E’ qui che si apre la parte più interessante della storia: mentre Battaglia, disincantato e un pò innamorato, vorrebbe evitare che Moana venga trasformata in un’arma, conservando per sé stesso gelosamente la sua perfezione, invece l’emancipazione è per Moana l’unico traguardo da raggiungere tagliato il quale vorrebbe solo non dover affrontare il decadimento fisico e quindi la fine del sogno.

Il corpo allora assume una centralità che scava a fondo in quella zona romantica del vampirismo, sì perché in definitiva “Dentro Moana” è una storia romantica: Moana chiede più volte a Battaglia di essere trasformata per mantenersi bella ma il vampiro rifiuta un pò egoisticamente o forse un pò perché la stessa ragazza gli confessa di vedere il proprio corpo come un’arma per ottenere quello che desidera.

Il finale è poi malinconico: tutti amano Moana ma nessuno può averla se non un’ultima volta fisicamente proprio Battaglia…ma è riuscita Moana ad eludere la morte come vorrebbe la leggenda e come sembra intendere l’ultima vignetta?
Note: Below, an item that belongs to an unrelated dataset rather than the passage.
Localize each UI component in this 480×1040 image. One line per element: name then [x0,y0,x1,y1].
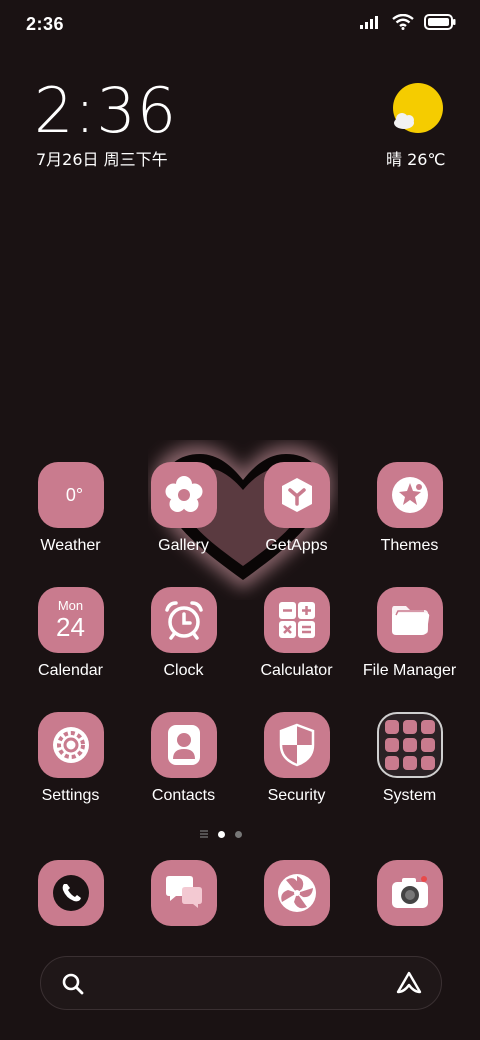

Il duo Recchioni/Uzzeo con una sceneggiatura semplice ma efficace riesce ad imbastire una storia che mostra, grazie alla scelta di usare come punto di vista uno dei personaggi più controversi della storia italiana, l’erosione della sfera pubblica e di quella privata – definitivamente naufragata negli ultimi anni con l’avvento dei social network. Se dovessi fare un appunto, del tutto personale, avrei gradito un maggiore approfondimento della parte “politica” del racconto aspetto forse lasciato troppo “intendere” dagli autori.

La parte grafica risulta troppo eterogenea: seppur brillante, l’idea di affidare ad ogni matita un diverso momento della storia non tutti i 5 disegnatori coinvolti riescono a canalizzare subito le diverse atmosfere nelle poche pagine a loro disposizione. Si tratta comunque di prove tutte pressoché convincenti sarebbe quindi interessante vedere questi 5 disegnatori all’opera con più pagine, e tranquillità, a disposizione.